La notizia la dà, neanche a dirlo, don Alberto attraverso le storie Instagram nel giorno del suo trentesimo compleanno: «Lascerò la chiesa dove sono diventato prete alla volta di Milano. Mi occuperò di giovani, di social e continuerò a fare contenuti. Scriverò anche un libro».
Dunque, don Ravagnani, benvenuto.
«Grazie, per me questo passaggio coincide con un cambio di vita. Compiuti i trent’anni, si conclude un ciclo. Qui a Busto ho iniziato a fare il prete nel 2018. Poi la pandemia, e tutto s’è fatto veloce. Fino all’arrivo a Milano».
Destinazione?
«Sarò vicario parrocchiale nella chiesa di San Gottardo al Corso, a due passi dalla Darsena».
E dalla movida.
«Già, non farò il bagno tra i Navigli, ma tra la gente».
È una zona molto frequentata dai giovani, i «suoi» giovani. Che progetti ha in mente?
«Non mi sono fatto idee. Voglio che sia la prossimità con loro a dirmi come agire. Capirò su cosa ha senso muoversi. Ma di certo starò in mezzo a loro, in piazza, li andrò a cercare».
Inoltre, è uno dei punti di ritrovo preferiti dai «maranza».
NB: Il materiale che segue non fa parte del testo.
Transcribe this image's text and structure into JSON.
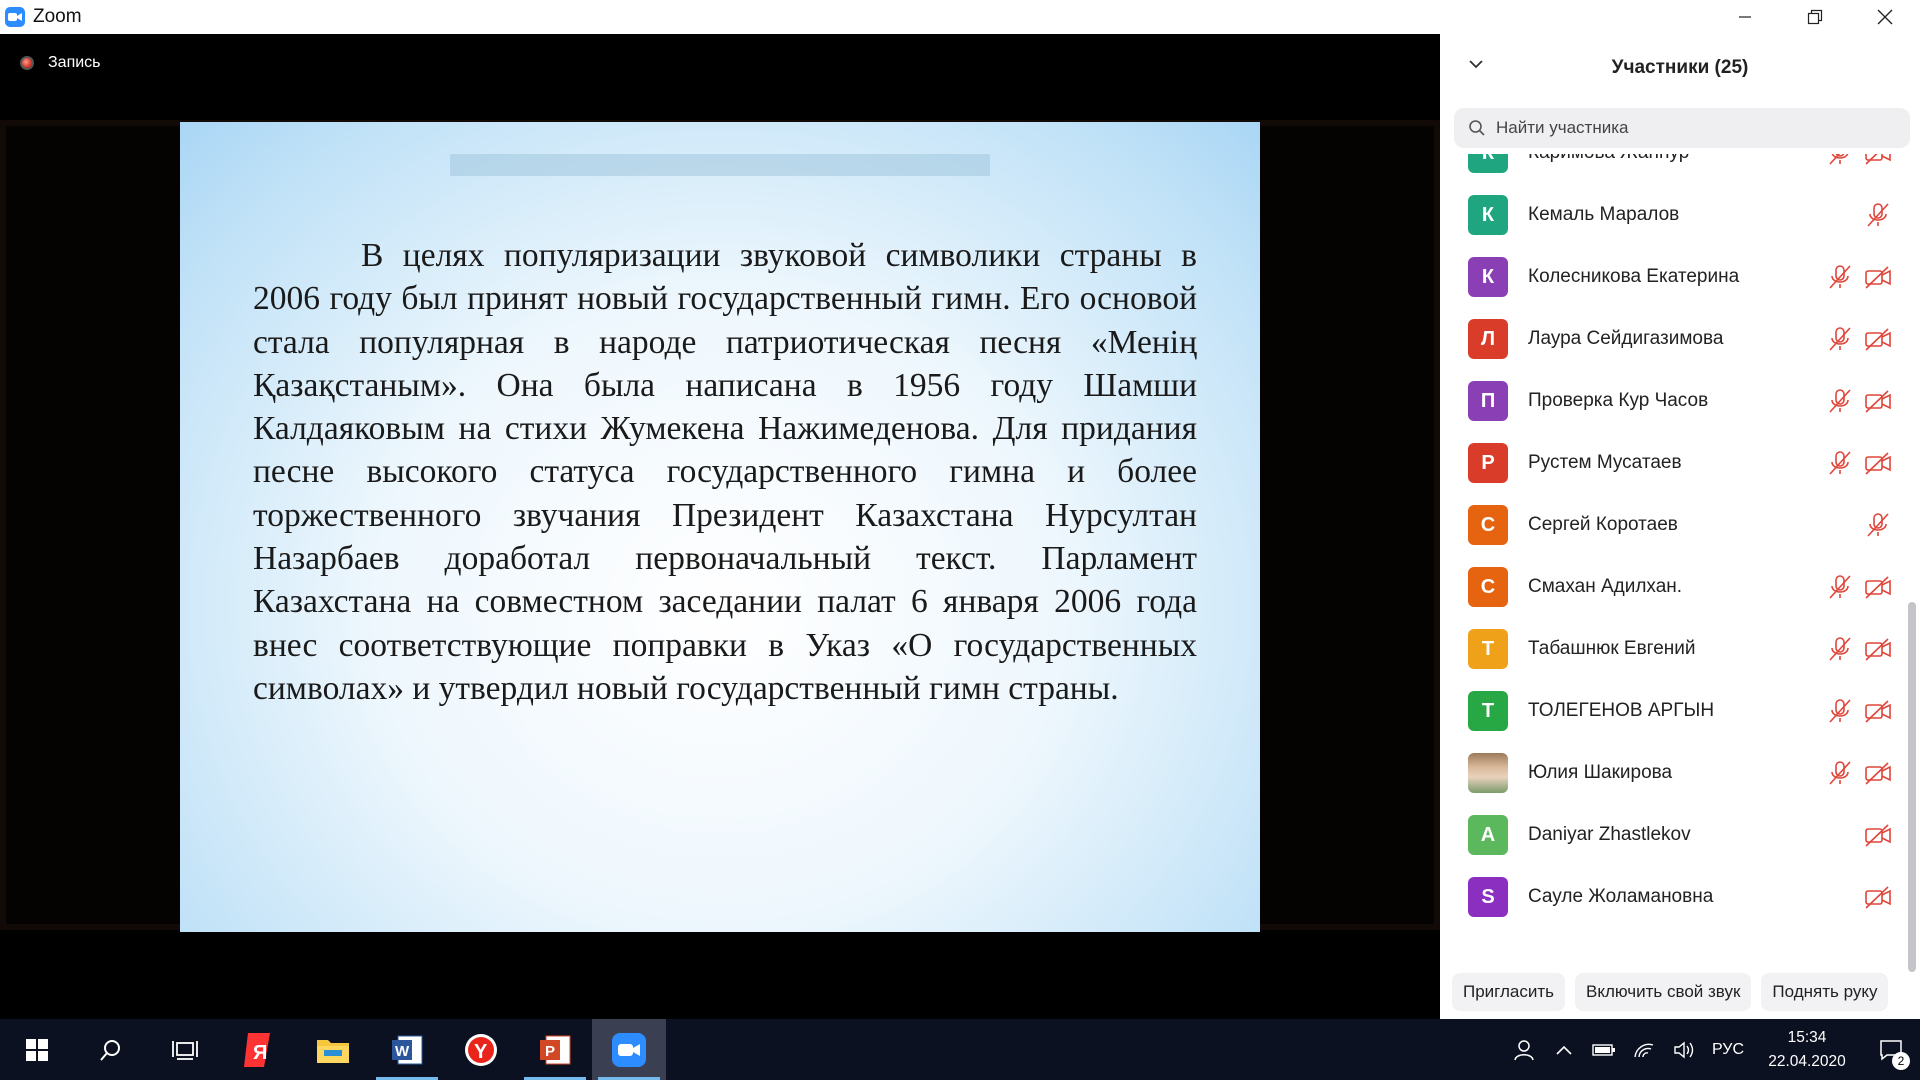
{
  "window": {
    "title": "Zoom"
  },
  "recording": {
    "label": "Запись"
  },
  "slide": {
    "text": "В целях популяризации звуковой символики страны в 2006 году был принят новый государственный гимн. Его основой стала популярная в народе патриотическая песня «Менің Қазақстаным». Она была написана в 1956 году Шамши Калдаяковым на стихи Жумекена Нажимеденова. Для придания песне высокого статуса государственного гимна и более торжественного звучания Президент Казахстана Нурсултан Назарбаев доработал первоначальный текст. Парламент Казахстана на совместном заседании палат 6 января 2006 года внес соответствующие поправки в Указ «О государственных символах» и утвердил новый государственный гимн страны."
  },
  "participants": {
    "title": "Участники (25)",
    "search_placeholder": "Найти участника",
    "items": [
      {
        "initial": "К",
        "name": "Каримова Жаннур",
        "color": "#1fa57f",
        "mic_muted": true,
        "video_off": true
      },
      {
        "initial": "К",
        "name": "Кемаль Маралов",
        "color": "#1fa57f",
        "mic_muted": true,
        "video_off": false
      },
      {
        "initial": "К",
        "name": "Колесникова Екатерина",
        "color": "#8b3fb5",
        "mic_muted": true,
        "video_off": true
      },
      {
        "initial": "Л",
        "name": "Лаура Сейдигазимова",
        "color": "#d93d2a",
        "mic_muted": true,
        "video_off": true
      },
      {
        "initial": "П",
        "name": "Проверка Кур Часов",
        "color": "#8b3fb5",
        "mic_muted": true,
        "video_off": true
      },
      {
        "initial": "Р",
        "name": "Рустем Мусатаев",
        "color": "#d93d2a",
        "mic_muted": true,
        "video_off": true
      },
      {
        "initial": "С",
        "name": "Сергей Коротаев",
        "color": "#e6630f",
        "mic_muted": true,
        "video_off": false
      },
      {
        "initial": "С",
        "name": "Смахан Адилхан.",
        "color": "#e6630f",
        "mic_muted": true,
        "video_off": true
      },
      {
        "initial": "Т",
        "name": "Табашнюк Евгений",
        "color": "#f0a11a",
        "mic_muted": true,
        "video_off": true
      },
      {
        "initial": "Т",
        "name": "ТОЛЕГЕНОВ АРГЫН",
        "color": "#28a745",
        "mic_muted": true,
        "video_off": true
      },
      {
        "initial": "",
        "name": "Юлия Шакирова",
        "color": "photo",
        "mic_muted": true,
        "video_off": true
      },
      {
        "initial": "A",
        "name": "Daniyar Zhastlekov",
        "color": "#5cb85c",
        "mic_muted": false,
        "video_off": true
      },
      {
        "initial": "S",
        "name": "Сауле Жоламановна",
        "color": "#8b2fc0",
        "mic_muted": false,
        "video_off": true
      }
    ],
    "buttons": {
      "invite": "Пригласить",
      "unmute": "Включить свой звук",
      "raise_hand": "Поднять руку"
    }
  },
  "taskbar": {
    "lang": "РУС",
    "time": "15:34",
    "date": "22.04.2020",
    "notifications": "2",
    "apps": [
      {
        "name": "start-button",
        "icon": "windows-icon"
      },
      {
        "name": "search-button",
        "icon": "search-icon"
      },
      {
        "name": "task-view-button",
        "icon": "task-view-icon"
      },
      {
        "name": "yandex-app",
        "icon": "yandex-icon"
      },
      {
        "name": "explorer-app",
        "icon": "folder-icon"
      },
      {
        "name": "word-app",
        "icon": "word-icon"
      },
      {
        "name": "yandex-browser-app",
        "icon": "yandex-browser-icon"
      },
      {
        "name": "powerpoint-app",
        "icon": "powerpoint-icon"
      },
      {
        "name": "zoom-app",
        "icon": "zoom-icon"
      }
    ]
  }
}
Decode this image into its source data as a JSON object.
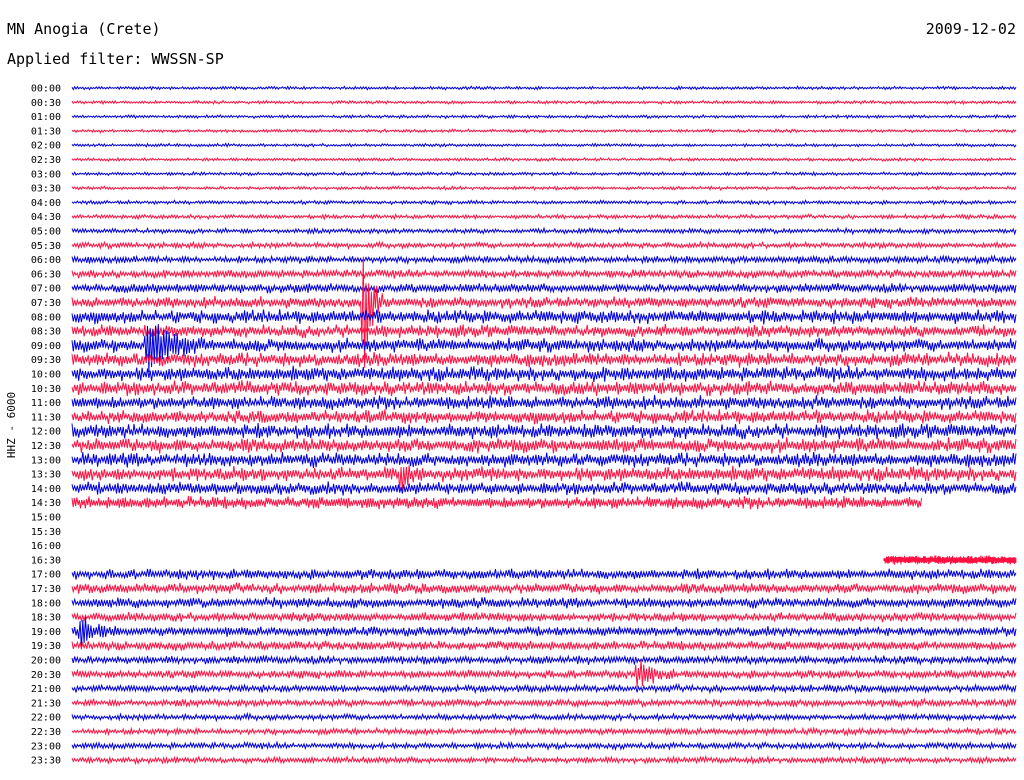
{
  "header": {
    "station": "MN Anogia (Crete)",
    "date": "2009-12-02",
    "filter": "Applied filter: WWSSN-SP"
  },
  "chart_data": {
    "type": "line",
    "title": "MN Anogia (Crete)",
    "ylabel": "HHZ - 6000",
    "colors": [
      "#0000dd",
      "#ff1040"
    ],
    "time_labels": [
      "00:00",
      "00:30",
      "01:00",
      "01:30",
      "02:00",
      "02:30",
      "03:00",
      "03:30",
      "04:00",
      "04:30",
      "05:00",
      "05:30",
      "06:00",
      "06:30",
      "07:00",
      "07:30",
      "08:00",
      "08:30",
      "09:00",
      "09:30",
      "10:00",
      "10:30",
      "11:00",
      "11:30",
      "12:00",
      "12:30",
      "13:00",
      "13:30",
      "14:00",
      "14:30",
      "15:00",
      "15:30",
      "16:00",
      "16:30",
      "17:00",
      "17:30",
      "18:00",
      "18:30",
      "19:00",
      "19:30",
      "20:00",
      "20:30",
      "21:00",
      "21:30",
      "22:00",
      "22:30",
      "23:00",
      "23:30"
    ],
    "rows": [
      {
        "amp": 1.5
      },
      {
        "amp": 1.5
      },
      {
        "amp": 1.5
      },
      {
        "amp": 1.5
      },
      {
        "amp": 1.5
      },
      {
        "amp": 1.5
      },
      {
        "amp": 1.6
      },
      {
        "amp": 1.6
      },
      {
        "amp": 1.8
      },
      {
        "amp": 2.0
      },
      {
        "amp": 2.4
      },
      {
        "amp": 2.8
      },
      {
        "amp": 3.5
      },
      {
        "amp": 4.0
      },
      {
        "amp": 4.5
      },
      {
        "amp": 5.5
      },
      {
        "amp": 6.5
      },
      {
        "amp": 6.0
      },
      {
        "amp": 6.5
      },
      {
        "amp": 7.0
      },
      {
        "amp": 7.0
      },
      {
        "amp": 7.0
      },
      {
        "amp": 6.5
      },
      {
        "amp": 6.5
      },
      {
        "amp": 7.0
      },
      {
        "amp": 7.0
      },
      {
        "amp": 7.0
      },
      {
        "amp": 7.0
      },
      {
        "amp": 6.0
      },
      {
        "amp": 6.0,
        "end": 0.9
      },
      {
        "amp": 0
      },
      {
        "amp": 0
      },
      {
        "amp": 0
      },
      {
        "amp": 4.0,
        "start": 0.86
      },
      {
        "amp": 5.0
      },
      {
        "amp": 5.0
      },
      {
        "amp": 5.0
      },
      {
        "amp": 4.5
      },
      {
        "amp": 4.5
      },
      {
        "amp": 4.5
      },
      {
        "amp": 4.0
      },
      {
        "amp": 4.0
      },
      {
        "amp": 3.5
      },
      {
        "amp": 3.5
      },
      {
        "amp": 3.0
      },
      {
        "amp": 3.0
      },
      {
        "amp": 3.0
      },
      {
        "amp": 3.0
      }
    ],
    "events": [
      {
        "row": 18,
        "x": 0.08,
        "amp": 30,
        "duration": 0.06
      },
      {
        "row": 15,
        "x": 0.31,
        "amp": 70,
        "duration": 0.02
      },
      {
        "row": 27,
        "x": 0.35,
        "amp": 15,
        "duration": 0.02
      },
      {
        "row": 38,
        "x": 0.01,
        "amp": 15,
        "duration": 0.04
      },
      {
        "row": 41,
        "x": 0.6,
        "amp": 15,
        "duration": 0.04
      }
    ]
  }
}
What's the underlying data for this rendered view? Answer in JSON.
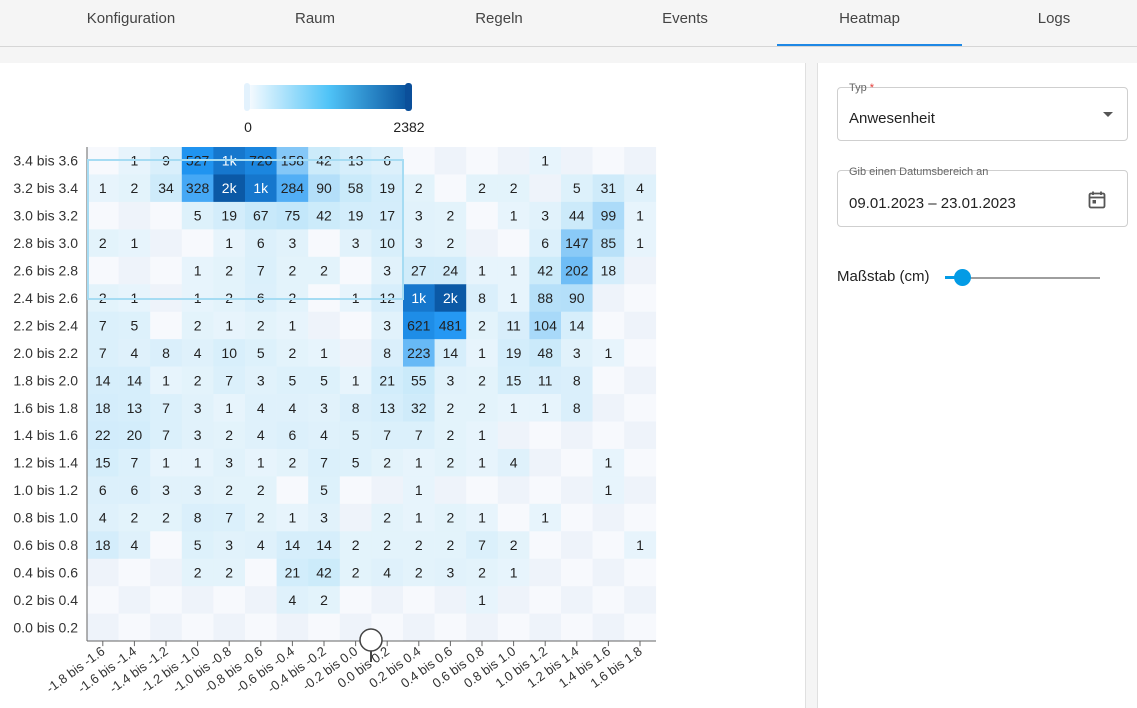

«I ragazzi che Dio mi manderà li accoglierò come miei figli. E poi credo che i “maranza” di Busto non siano molto diversi da quelli di Milano. Il cuore delle persone è lo stesso e se uno si sente ben voluto, allora non ci saranno barriere».
In generale, come crede cambierà la sua attività pastorale con l’arrivo in una grande metropoli?
«Milano è al centro di tante cose. Questo mi permetterà di andare più lontano e al tempo stesso di essere raggiunto più facilmente. Spero arrivino tante persone a trovarmi».
Non vivrà da solo.
«Esatto, condividerò una casa con altri 6 ragazzi di 19 anni. Hanno scelto di dedicarsi totalmente a questo percorso di crescita, per formarsi. Avevano iniziato a condividere con me la loro missione e vogliono darle vita. Tre vengono da Busto Arsizio, uno da Siena, un altro da Arezzo e un altro ancora da Trieste. Sono tutti studenti: chi di teologia, chi di comunicazione o psicologia».
Dove starete?
«In uno spazio all’interno della parrocchia».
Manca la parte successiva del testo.